Las palabras de la mujer brotaron ahora como un torrente.
—Fui a verle hace cinco meses. Estaba embarazada. Mi esposo estudia segundo año de Derecho. Vivimos de lo que yo gano. Y yo decidí que necesitaba abortar. No quería hacerlo, pero pensé que no me quedaba otro remedio.
Scott suspiró.
—Y el doctor Highley la hizo abortar, tras pedírselo usted. Y, ahora, le culpa usted, ¿no?
—No, eso no es cierto. Me dijo que volviese al día siguiente y así lo hice. Me llevó a un quirófano del hospital. Me dejó allí. Y yo supe que, sin saber cómo, nos las íbamos a arreglar. Yo quería tener a mi hijo. El doctor Highley volvió. Yo estaba sentada y le dije que había cambiado de idea.
—Y, probablemente, entonces, él le dijo que una de cada dos mujeres piensan lo mismo en ese momento.
—Él me ordenó: «Tiéndase». Y me obligó a que me acostara en la mesa.
—¿Había otra persona en el quirófano? ¿Una enfermera, por ejemplo?
—No, sólo el doctor y yo. Y le dije: «Doctor, yo sé lo que digo y…».
—Y usted dejó que la convenciera, ¿no es cierto?
—No, no. Ignoro lo que pasó. Me puso una inyección, mientras yo intentaba levantarme. Cuando me desperté, estaba en una camilla. La enfermera me dijo que todo había acabado ya y que debía descansar durante un rato.
—¿Y no recuerda usted lo que él hizo?
—No recuerdo nada, no recuerdo nada. De lo único que me acuerdo es de que intentaba marcharme.
Las palabras empezaron a atropellarse en su boca.
—Yo quería salvar a mi hijo. Yo quería a mi hijo. Y el doctor Highley me lo quitó.

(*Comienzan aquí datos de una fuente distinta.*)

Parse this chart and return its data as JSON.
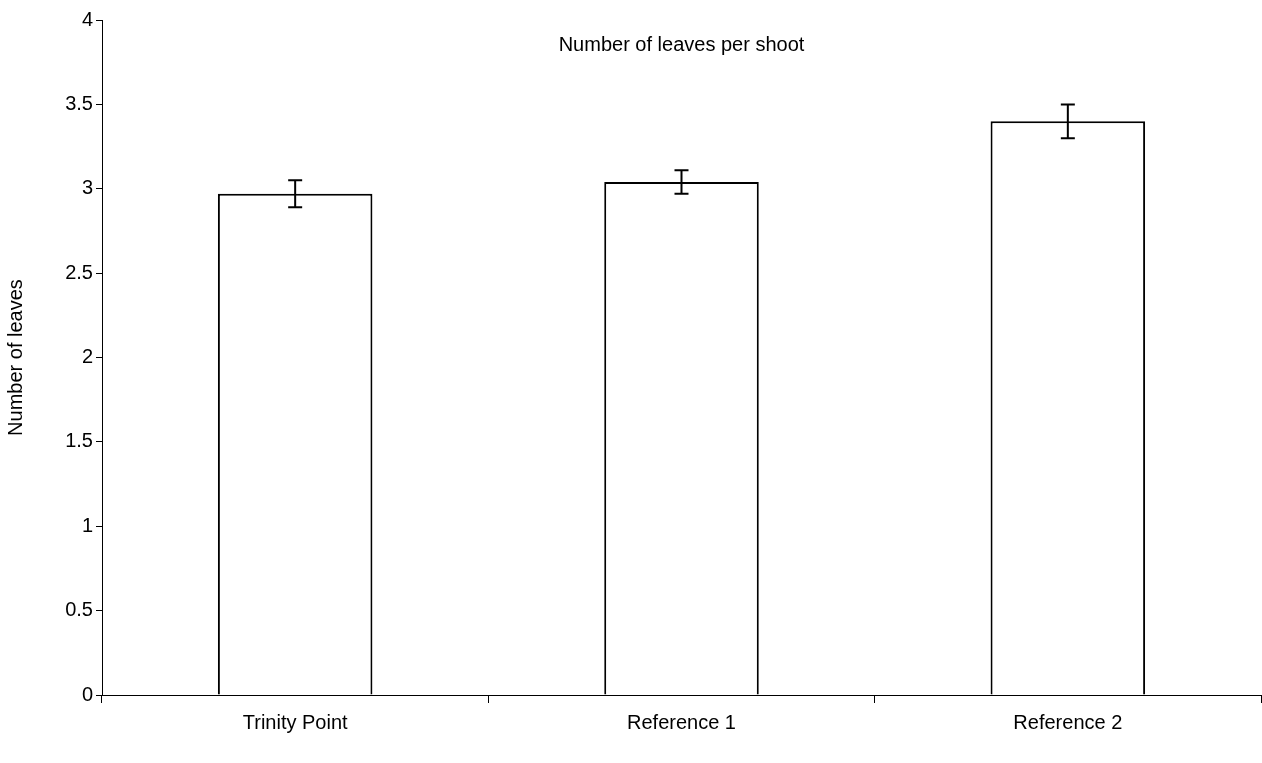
{
  "chart_data": {
    "type": "bar",
    "title": "Number of leaves per shoot",
    "ylabel": "Number of leaves",
    "categories": [
      "Trinity Point",
      "Reference 1",
      "Reference 2"
    ],
    "values": [
      2.97,
      3.04,
      3.4
    ],
    "errors": [
      0.08,
      0.07,
      0.1
    ],
    "color": "#ffffff",
    "ylim": [
      0,
      4
    ],
    "yticks": [
      0,
      0.5,
      1,
      1.5,
      2,
      2.5,
      3,
      3.5,
      4
    ],
    "grid": false,
    "legend": false
  }
}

Un grito crispado y doloroso resonó tras los sollozos lastimeros de Anna Horan. El rostro de Maureen estaba contraído y su voz era un lamento.
—Eso fue exactamente lo que me hizo a mí.
Richard se quedó mirando fijamente a las dos mujeres que lloraban: la japonesita y Maureen. Maureen con su cabello pelirrojo-dorado y sus ojos verde esmeralda. Y, con absoluta certeza, supo dónde había visto aquellos ojos antes.